Fanery Andrade dort sous une tente dans un parc avec sa famille, dans l’attente des aides promises par le gouvernement. Sa maison a été réduite en ruines par le séisme de magnitude 7,4 ayant touché l’ouest du pays le 10 août dernier.
«Nous sommes encore là parce que les loyers sont impossibles, nous avons cherché, c’est hors de prix, ils ont atteint des niveaux stratosphériques», confie à l’AFP cette vendeuse ambulante de 41 ans.
Le séisme a détruit des écoles, des hôpitaux et des milliers de bâtiments. Les pertes ont été estimées par le gouvernement à 9,5 milliards de dollars.
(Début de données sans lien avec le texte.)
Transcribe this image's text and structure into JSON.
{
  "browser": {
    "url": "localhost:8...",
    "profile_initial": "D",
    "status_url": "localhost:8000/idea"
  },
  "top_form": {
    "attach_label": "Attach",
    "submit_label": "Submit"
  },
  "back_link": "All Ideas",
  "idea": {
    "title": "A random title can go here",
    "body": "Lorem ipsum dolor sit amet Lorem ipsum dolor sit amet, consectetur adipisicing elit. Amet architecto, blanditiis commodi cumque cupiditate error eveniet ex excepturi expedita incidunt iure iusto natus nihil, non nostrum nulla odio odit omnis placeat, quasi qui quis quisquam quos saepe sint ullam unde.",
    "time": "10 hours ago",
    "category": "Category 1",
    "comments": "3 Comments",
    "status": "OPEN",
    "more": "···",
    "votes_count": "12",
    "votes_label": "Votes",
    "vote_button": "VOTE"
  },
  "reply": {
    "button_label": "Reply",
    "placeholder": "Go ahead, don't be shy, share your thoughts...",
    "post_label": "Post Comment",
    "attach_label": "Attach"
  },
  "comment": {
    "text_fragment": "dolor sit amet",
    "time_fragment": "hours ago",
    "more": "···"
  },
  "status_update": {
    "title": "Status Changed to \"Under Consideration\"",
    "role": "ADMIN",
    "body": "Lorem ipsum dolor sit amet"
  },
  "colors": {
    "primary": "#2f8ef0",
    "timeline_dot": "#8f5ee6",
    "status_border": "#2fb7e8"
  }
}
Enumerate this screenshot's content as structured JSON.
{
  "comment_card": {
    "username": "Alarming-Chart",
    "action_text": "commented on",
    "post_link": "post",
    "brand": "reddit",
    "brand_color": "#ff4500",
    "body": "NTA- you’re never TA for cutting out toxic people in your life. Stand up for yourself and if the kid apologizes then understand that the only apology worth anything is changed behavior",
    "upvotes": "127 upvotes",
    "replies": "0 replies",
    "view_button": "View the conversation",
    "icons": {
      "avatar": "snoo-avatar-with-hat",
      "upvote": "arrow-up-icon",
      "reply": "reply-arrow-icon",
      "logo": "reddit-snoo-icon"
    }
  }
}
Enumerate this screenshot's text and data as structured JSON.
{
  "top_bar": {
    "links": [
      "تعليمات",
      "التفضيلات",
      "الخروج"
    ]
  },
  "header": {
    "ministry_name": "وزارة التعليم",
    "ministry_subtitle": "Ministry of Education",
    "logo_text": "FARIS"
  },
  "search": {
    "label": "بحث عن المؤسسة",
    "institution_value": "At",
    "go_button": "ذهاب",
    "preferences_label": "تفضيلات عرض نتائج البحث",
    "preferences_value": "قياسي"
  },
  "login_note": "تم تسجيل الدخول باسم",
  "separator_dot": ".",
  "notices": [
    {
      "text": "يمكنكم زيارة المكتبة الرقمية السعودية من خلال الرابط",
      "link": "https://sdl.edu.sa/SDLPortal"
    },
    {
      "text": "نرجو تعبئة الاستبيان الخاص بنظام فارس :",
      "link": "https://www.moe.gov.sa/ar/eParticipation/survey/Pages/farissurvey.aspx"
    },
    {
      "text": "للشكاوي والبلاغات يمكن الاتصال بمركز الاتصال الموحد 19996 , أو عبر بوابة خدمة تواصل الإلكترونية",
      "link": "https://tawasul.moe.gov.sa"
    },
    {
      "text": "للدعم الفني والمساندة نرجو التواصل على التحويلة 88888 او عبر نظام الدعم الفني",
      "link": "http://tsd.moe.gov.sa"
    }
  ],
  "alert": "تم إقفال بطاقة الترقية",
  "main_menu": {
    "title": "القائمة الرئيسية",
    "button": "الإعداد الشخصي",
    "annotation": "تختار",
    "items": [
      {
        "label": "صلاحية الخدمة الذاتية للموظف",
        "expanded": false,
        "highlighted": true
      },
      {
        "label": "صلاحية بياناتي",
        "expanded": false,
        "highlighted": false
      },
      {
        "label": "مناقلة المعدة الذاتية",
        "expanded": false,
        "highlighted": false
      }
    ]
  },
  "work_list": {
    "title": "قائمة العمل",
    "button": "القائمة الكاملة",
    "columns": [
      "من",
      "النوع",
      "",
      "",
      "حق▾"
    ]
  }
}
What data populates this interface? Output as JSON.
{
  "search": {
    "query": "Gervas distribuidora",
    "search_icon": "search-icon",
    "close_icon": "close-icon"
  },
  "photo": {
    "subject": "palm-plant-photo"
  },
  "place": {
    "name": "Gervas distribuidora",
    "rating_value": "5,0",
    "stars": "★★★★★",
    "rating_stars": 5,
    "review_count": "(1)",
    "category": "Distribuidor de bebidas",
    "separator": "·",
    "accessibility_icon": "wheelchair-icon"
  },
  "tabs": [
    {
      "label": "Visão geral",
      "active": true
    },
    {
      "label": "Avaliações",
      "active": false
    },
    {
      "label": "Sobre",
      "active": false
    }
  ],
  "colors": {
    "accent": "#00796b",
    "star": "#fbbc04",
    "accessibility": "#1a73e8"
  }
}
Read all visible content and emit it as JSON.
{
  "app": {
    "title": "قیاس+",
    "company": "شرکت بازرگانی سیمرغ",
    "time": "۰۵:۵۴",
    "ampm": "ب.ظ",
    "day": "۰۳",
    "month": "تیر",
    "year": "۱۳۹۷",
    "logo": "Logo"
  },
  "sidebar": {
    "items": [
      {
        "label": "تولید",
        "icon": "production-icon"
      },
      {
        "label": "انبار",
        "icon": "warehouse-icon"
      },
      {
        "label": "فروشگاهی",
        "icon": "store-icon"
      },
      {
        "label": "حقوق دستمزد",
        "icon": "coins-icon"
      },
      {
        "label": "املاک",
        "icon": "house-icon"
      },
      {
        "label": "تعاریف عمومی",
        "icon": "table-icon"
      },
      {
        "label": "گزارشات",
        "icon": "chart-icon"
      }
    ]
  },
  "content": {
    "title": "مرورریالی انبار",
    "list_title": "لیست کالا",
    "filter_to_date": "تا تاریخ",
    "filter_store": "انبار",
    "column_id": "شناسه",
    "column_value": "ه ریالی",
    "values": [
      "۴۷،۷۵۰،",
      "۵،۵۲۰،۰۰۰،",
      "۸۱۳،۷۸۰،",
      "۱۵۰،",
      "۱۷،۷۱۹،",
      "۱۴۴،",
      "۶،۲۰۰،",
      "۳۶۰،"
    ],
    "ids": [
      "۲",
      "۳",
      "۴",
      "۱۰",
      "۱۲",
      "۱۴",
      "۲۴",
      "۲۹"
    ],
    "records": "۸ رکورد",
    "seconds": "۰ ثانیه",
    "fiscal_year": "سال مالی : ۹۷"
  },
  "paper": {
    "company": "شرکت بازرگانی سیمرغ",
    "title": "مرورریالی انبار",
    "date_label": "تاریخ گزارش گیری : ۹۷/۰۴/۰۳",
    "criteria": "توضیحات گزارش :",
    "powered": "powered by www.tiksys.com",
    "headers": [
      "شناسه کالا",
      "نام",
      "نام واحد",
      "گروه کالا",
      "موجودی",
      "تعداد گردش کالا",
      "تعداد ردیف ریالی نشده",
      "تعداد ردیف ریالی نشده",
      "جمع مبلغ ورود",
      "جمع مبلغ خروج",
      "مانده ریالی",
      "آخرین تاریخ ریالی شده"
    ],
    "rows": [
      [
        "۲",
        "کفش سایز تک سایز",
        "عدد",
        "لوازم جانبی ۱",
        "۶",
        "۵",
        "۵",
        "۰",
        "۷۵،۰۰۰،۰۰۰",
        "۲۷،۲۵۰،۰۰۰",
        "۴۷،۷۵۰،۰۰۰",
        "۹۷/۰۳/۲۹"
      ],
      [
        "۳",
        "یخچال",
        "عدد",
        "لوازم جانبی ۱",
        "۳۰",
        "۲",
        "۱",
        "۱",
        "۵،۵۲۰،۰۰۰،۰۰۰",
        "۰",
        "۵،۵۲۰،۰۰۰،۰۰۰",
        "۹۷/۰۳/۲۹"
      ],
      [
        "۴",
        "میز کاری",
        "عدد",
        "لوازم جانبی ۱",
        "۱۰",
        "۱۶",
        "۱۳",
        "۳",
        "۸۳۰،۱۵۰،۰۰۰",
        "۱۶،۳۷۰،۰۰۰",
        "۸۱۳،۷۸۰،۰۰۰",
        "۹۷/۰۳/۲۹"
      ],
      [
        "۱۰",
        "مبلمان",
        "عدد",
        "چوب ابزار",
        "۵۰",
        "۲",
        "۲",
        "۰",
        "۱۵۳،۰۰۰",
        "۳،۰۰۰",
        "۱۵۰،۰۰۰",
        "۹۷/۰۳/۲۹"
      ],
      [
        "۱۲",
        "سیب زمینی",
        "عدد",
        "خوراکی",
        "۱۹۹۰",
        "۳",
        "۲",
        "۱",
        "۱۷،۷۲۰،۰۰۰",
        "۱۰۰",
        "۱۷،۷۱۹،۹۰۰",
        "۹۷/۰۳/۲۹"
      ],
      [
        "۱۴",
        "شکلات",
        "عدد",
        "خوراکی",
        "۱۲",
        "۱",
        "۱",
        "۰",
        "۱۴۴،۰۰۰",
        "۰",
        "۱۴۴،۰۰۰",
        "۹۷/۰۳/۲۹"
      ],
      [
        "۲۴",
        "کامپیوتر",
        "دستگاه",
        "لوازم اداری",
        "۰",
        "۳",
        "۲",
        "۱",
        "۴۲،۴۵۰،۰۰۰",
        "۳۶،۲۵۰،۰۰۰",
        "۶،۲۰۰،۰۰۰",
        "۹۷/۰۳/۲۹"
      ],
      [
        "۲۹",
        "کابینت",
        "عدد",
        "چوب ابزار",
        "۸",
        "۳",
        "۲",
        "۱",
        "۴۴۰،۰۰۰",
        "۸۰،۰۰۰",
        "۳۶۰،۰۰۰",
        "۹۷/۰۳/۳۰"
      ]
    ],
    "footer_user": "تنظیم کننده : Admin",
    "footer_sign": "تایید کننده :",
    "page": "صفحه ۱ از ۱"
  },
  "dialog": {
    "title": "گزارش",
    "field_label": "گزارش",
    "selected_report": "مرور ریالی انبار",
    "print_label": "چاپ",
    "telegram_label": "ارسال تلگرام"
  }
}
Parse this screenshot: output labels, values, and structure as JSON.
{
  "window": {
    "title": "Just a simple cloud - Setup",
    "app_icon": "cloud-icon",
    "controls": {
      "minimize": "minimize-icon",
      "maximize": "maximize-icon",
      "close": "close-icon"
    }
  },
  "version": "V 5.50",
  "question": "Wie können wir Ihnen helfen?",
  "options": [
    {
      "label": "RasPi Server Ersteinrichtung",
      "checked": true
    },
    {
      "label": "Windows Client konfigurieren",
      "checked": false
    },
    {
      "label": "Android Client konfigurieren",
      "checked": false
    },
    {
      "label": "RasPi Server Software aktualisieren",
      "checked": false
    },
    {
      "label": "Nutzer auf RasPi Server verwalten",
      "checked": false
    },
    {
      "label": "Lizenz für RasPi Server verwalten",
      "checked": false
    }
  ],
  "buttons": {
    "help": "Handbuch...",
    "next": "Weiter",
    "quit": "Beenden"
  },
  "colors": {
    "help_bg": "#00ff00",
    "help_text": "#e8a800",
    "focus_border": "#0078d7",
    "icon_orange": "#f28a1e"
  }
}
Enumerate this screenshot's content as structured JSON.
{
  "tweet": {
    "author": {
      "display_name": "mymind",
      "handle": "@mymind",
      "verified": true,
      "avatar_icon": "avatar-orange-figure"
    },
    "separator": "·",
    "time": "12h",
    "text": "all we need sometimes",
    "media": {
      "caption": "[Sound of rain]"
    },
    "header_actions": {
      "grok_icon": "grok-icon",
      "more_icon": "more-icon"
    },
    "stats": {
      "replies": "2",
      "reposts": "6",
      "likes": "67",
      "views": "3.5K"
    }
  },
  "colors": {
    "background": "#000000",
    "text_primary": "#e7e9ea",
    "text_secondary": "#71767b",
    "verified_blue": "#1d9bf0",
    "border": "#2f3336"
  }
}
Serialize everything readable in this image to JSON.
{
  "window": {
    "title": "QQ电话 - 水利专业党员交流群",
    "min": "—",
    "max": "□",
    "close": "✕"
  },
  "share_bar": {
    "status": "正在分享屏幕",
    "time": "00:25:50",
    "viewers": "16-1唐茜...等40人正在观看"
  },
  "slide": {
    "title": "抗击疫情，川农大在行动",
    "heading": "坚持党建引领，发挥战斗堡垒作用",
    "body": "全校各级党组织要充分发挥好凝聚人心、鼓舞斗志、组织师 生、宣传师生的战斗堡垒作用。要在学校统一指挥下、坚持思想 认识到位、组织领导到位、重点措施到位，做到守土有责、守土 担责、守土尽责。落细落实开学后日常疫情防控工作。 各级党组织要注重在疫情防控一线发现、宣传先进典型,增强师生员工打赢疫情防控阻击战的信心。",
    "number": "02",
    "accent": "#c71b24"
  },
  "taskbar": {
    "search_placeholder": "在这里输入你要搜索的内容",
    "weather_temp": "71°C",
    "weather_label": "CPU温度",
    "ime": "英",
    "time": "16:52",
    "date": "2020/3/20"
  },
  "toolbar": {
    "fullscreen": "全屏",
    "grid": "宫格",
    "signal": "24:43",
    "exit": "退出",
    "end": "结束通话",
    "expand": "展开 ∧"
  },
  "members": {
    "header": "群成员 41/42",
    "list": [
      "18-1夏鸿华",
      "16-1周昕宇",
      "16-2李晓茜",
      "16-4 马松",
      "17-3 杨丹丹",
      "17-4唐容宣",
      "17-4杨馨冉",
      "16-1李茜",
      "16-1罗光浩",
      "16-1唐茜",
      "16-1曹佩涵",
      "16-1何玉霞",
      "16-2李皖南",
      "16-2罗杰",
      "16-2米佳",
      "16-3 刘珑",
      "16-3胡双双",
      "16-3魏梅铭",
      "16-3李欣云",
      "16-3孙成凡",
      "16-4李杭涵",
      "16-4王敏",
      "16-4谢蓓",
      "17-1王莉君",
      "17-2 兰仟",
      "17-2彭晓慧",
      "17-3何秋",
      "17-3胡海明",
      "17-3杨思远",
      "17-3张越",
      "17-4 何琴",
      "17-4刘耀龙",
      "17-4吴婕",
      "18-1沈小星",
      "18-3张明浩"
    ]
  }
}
La reconstruction prendra des années.
Mme Andrade se souvient comment elle a réussi à sortir de chez elle juste avant que la maison ne s’effondre, à quelques mètres du parc.
«On dort encore avec la peur au ventre», assure-t-elle en montrant les restes de son logement.
Elle aurait pu aller dans un abri, mais a préféré rester près des six familles de voisins qui campent également. «On s’entraide tous», explique-t-elle.
Souffrant d’anémie et d’autres pathologies, la quadragénaire souhaite plus que tout pouvoir réinstaller son petit stand de fritures et retrouver «une petite maison».
Le président de droite Abelardo de la Espriella, qui a prêté serment trois jours avant le séisme, a annoncé des aides au logement d’un montant équivalent à 245 euros (environ 393 $ CAN) pendant trois mois pour les personnes sinistrées.
Mais plusieurs victimes interrogées par l’AFP assurent n’avoir toujours pas reçu cette aide.
Après avoir perdu sa boutique familiale de bougies aromatiques et de vaisselle jetable, où elle travaillait depuis 28 ans, Francia Elena Vasquez a réinstallé des étals dans l’angle d’un stationnement mis à sa disposition. «Grâce à la communauté, aux gens, (…) nous nous en sortons», raconte la commerçante.
Le séisme a détruit plus de 36 000 logements, selon l’organisme de gestion des catastrophes.
«On doit repartir de zéro», témoigne Matias Vélez, aide-soignant de 36 ans, blessé durant le tremblement de terre. Depuis l’effondrement de son appartement, il vit chez ses parents.